Verein Leben im Alter e.V., Bocholt               40.000,00 €  (ehrenamtliche Unterstützung)

                                                                        62.350,00 €  (Wohnumfeldberatung)

DRK Soziale Arbeit u. Bildung                        66.750,00 €  (Wohnumfeldberatung Nordteil)

                                                                        49.500,00 €  (Wohnumfeldberatung Südteil

                                                                        48.500,00 €  (Pflegewerkstatt Gronau)

 

Caritasverband Borken                                   30.230,00 €  (ZIB Gescher)

                                                                        52.500,00 €  (Demenzcafé Reken-Velen)

                                                                        60.625,00 €  (Pflegewerkstatt Borken)

Caritasverband Ahaus-Vreden                       57.500,00 €  (Beratung u. Entlastung)

                                                                        49.500,00 €  (Demenzcafé Ledgen u. Heek)

Caritasverband Bocholt                                  22.850,00 €  (Demenzcafé Rhede u. Isselburg)

                                                                        41.965,00 €  (Familienverbände)

Krankenhaus Maria Hilf Stadtlohn                  55.000,00 €  (Pflegewerkstatt)

St. Antonius-Hospital Gronau             85.000,00 €  (Begleitet nach Hause)

St. Marien-Krankenhaus Ahaus-Vreden        91.530,00 €  (Begleitet nach Hause)

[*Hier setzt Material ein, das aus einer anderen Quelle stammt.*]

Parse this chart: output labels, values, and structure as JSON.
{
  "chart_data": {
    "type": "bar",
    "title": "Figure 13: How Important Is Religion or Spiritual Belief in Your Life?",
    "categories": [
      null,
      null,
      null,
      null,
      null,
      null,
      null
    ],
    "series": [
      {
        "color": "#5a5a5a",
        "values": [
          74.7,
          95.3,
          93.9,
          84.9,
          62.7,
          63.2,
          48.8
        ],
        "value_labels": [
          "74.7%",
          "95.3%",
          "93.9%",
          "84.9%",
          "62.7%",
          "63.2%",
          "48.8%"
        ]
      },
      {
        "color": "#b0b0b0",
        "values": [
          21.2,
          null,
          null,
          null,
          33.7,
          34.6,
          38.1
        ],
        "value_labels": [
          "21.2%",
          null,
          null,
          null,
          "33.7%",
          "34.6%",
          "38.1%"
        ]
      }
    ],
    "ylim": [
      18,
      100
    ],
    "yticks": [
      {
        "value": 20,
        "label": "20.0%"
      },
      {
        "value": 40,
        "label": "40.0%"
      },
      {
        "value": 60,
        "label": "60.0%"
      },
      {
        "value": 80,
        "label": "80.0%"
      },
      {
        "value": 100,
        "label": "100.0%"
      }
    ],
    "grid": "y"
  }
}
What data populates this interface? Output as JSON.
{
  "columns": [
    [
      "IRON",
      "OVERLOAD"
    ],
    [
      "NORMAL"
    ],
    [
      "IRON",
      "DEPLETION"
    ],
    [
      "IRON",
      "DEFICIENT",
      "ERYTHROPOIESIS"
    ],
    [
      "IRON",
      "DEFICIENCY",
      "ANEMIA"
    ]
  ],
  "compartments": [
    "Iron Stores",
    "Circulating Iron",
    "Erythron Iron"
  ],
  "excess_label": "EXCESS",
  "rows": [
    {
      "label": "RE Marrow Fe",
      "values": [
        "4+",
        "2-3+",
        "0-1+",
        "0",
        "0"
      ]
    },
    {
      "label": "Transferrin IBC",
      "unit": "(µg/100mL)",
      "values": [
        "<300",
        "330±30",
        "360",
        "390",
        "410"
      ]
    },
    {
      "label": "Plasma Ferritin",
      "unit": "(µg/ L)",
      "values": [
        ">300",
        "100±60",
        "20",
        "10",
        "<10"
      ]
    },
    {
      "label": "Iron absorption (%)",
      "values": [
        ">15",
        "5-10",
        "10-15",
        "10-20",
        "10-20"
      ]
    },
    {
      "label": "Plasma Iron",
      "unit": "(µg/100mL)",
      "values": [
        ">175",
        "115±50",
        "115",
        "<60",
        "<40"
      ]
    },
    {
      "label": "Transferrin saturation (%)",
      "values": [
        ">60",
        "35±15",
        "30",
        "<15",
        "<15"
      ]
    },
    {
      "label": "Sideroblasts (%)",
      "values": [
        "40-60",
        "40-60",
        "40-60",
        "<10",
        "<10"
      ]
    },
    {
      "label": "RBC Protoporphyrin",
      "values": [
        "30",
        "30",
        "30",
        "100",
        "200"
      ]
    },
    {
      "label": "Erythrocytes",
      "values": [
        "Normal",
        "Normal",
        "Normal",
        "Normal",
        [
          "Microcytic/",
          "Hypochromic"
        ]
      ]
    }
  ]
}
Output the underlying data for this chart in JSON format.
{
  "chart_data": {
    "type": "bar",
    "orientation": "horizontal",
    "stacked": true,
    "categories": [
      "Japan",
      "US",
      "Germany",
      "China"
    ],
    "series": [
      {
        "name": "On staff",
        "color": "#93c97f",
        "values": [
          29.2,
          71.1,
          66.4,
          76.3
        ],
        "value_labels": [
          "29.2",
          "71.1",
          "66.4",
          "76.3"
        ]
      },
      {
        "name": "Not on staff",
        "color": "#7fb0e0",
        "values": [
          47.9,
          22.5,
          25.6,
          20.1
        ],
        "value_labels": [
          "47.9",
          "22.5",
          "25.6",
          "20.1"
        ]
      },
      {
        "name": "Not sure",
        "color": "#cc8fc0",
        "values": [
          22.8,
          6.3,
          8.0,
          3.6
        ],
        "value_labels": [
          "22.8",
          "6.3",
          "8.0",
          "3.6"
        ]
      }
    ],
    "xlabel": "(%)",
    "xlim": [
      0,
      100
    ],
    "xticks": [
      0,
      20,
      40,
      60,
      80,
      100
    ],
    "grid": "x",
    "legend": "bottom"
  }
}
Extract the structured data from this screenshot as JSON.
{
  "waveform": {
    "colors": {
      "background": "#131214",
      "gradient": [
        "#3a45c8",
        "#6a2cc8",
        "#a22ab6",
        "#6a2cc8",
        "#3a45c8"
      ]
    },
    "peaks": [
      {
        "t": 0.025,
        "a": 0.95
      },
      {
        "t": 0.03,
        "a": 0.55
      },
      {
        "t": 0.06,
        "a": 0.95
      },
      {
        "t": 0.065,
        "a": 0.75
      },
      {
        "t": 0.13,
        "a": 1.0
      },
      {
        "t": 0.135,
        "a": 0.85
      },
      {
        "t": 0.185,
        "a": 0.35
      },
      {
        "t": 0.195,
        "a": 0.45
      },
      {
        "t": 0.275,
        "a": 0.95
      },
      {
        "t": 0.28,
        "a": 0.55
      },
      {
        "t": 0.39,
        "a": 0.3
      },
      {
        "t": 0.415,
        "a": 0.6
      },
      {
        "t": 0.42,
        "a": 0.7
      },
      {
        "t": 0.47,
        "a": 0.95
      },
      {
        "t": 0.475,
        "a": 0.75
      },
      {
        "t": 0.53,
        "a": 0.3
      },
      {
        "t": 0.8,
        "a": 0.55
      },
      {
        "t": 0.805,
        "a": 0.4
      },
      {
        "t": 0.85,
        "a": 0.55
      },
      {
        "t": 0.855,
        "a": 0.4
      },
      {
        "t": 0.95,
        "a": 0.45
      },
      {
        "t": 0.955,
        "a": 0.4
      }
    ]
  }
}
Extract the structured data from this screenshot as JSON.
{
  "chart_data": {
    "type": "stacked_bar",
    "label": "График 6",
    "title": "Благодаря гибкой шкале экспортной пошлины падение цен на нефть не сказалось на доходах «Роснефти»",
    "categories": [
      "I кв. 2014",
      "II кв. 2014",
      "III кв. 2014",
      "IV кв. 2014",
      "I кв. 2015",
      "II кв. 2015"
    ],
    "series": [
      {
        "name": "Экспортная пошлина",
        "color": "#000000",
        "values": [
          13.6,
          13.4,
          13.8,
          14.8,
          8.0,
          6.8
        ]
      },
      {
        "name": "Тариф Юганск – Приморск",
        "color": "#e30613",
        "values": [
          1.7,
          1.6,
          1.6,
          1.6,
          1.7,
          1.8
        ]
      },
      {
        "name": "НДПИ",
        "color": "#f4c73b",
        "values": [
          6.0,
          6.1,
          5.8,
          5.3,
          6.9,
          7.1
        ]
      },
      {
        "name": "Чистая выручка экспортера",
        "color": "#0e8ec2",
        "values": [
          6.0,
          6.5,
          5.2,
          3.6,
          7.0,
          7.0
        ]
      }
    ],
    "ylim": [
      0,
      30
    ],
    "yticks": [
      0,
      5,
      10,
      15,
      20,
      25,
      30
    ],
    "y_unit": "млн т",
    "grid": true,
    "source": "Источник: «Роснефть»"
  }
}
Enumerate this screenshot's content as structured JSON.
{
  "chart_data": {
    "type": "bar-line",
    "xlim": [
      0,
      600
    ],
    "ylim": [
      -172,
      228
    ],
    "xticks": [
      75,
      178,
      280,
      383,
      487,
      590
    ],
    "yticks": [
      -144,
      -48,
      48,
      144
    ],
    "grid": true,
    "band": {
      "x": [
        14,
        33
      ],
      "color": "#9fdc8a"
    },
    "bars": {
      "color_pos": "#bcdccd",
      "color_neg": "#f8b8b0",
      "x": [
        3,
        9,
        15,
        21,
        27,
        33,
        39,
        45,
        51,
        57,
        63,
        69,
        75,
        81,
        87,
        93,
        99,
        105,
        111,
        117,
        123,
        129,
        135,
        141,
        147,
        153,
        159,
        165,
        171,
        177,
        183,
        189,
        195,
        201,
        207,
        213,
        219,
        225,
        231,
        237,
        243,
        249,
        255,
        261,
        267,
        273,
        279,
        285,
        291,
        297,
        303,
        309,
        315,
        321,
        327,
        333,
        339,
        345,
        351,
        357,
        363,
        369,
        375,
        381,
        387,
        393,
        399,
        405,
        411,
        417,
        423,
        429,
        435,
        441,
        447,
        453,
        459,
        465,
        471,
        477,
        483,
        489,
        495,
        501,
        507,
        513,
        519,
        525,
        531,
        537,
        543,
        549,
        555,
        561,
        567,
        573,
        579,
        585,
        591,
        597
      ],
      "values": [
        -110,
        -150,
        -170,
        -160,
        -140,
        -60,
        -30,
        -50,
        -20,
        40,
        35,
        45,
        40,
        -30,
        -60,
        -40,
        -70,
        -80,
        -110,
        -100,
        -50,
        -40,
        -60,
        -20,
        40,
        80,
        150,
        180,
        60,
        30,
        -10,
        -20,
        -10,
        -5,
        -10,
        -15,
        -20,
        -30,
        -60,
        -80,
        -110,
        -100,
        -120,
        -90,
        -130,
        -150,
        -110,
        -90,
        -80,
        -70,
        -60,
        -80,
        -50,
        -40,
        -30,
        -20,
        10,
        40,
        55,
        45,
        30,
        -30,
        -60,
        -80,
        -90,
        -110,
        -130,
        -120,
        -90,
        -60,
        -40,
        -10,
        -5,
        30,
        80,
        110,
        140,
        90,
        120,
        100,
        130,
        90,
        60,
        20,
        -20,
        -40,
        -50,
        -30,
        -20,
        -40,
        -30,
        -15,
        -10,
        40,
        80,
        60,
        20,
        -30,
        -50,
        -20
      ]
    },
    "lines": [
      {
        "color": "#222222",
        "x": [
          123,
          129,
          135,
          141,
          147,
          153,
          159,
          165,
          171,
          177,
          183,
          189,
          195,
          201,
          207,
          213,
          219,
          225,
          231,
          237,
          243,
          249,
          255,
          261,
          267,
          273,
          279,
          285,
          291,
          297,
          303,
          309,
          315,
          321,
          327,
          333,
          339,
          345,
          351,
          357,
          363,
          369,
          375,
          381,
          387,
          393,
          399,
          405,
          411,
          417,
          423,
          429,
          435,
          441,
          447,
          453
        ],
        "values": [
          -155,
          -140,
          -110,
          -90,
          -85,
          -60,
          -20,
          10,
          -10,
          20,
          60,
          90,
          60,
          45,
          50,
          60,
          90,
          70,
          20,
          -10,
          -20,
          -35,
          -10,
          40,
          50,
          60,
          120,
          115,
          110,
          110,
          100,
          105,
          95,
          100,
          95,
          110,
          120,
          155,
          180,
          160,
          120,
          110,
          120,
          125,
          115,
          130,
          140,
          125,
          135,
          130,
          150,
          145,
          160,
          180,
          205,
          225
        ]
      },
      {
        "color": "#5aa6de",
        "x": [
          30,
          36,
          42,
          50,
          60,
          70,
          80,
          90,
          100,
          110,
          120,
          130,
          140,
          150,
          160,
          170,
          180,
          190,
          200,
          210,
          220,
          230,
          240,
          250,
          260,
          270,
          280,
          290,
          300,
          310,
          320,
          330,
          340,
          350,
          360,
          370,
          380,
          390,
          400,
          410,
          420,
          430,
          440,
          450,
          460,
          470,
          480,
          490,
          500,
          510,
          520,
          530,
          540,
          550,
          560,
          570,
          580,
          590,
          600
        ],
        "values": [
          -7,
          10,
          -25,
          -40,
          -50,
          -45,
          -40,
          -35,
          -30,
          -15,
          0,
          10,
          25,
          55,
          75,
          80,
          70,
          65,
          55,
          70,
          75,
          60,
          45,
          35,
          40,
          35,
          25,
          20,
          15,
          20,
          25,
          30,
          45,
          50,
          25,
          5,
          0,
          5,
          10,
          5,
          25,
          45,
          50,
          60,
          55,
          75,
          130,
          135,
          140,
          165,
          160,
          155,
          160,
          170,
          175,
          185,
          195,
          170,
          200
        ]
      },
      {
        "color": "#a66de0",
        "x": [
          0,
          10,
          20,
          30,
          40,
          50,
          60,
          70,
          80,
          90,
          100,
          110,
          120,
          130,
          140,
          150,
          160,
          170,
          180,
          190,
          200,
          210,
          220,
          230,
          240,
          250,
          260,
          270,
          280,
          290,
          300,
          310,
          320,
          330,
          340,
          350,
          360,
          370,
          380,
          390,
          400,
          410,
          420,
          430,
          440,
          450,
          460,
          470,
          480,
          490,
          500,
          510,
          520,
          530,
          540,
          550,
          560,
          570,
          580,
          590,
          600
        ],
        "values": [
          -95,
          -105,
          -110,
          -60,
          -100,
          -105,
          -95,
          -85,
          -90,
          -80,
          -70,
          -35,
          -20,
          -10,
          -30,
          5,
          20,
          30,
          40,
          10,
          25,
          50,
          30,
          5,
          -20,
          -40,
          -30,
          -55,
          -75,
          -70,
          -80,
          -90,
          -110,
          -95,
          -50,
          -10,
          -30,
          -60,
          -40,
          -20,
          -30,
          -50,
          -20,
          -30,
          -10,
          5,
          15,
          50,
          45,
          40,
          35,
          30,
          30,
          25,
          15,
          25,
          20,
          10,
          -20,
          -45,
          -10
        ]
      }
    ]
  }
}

Familienentlastender Dienst Borken                 2.500,00 €

Familienentlastender Dienst Velen                   2.500,00 €

Gesamtsumme                                              916.095,00 €

Ohne die bisher nicht ausgezahlten 30.000,00 € für das Beratungs- und Entlastungsangebot im Lukas-Krankenhaus Gronau.

 

 

Wie geht es weiter?

In den vergangenen 6 Jahren wurden viele neue Strukturen im Altenhilfebereich aufgebaut, um wirkungsvolle Lösungen für die steigende Zahl älterer Menschen und die steigenden Sozialhilfeausgaben der stationären Pflege zu finden. Gemeinsam mit sozialen Organisationen, Wohlfahrtsverbänden, privaten Anbietern, Vereinen, Kassen, Ärzten, Krankenhäusern, freien Initiativen, Unternehmen, Politik, Städten und Gemeinden hat der Kreis Borken damit neue Wege beschritten und Angebote für die verschiedenen Bedürfnisse älterer Menschen geschaffen. Die Regelförderzeit von „Leben im Alter neu denken – Kreis Borken bewegt“ endet zum 31.12.2010.

Diese Vorlage dient der Information über das Projekt bzw. die Regelförderzeit.


Finanzielle Auswirkungen:

Derzeit werden in einem gesonderten Projekt alle kommunalen Förderstrukturen im freiwilligen sozialen Bereich erfasst. Dazu gehören auch die hier aufgeführten 20 Angebote. Im Rahmen der notwendigen Diskussionen über die Gesamtförderstrukturen ist dann auch darüber zu entscheiden, ob und wie die Angebote aus dem Projekt „Leben im Alter neu denken“ ab dem Haushaltsjahr 2011 fortgeführt werden (siehe hierzu TOP 5, Vorlage 0106/2010).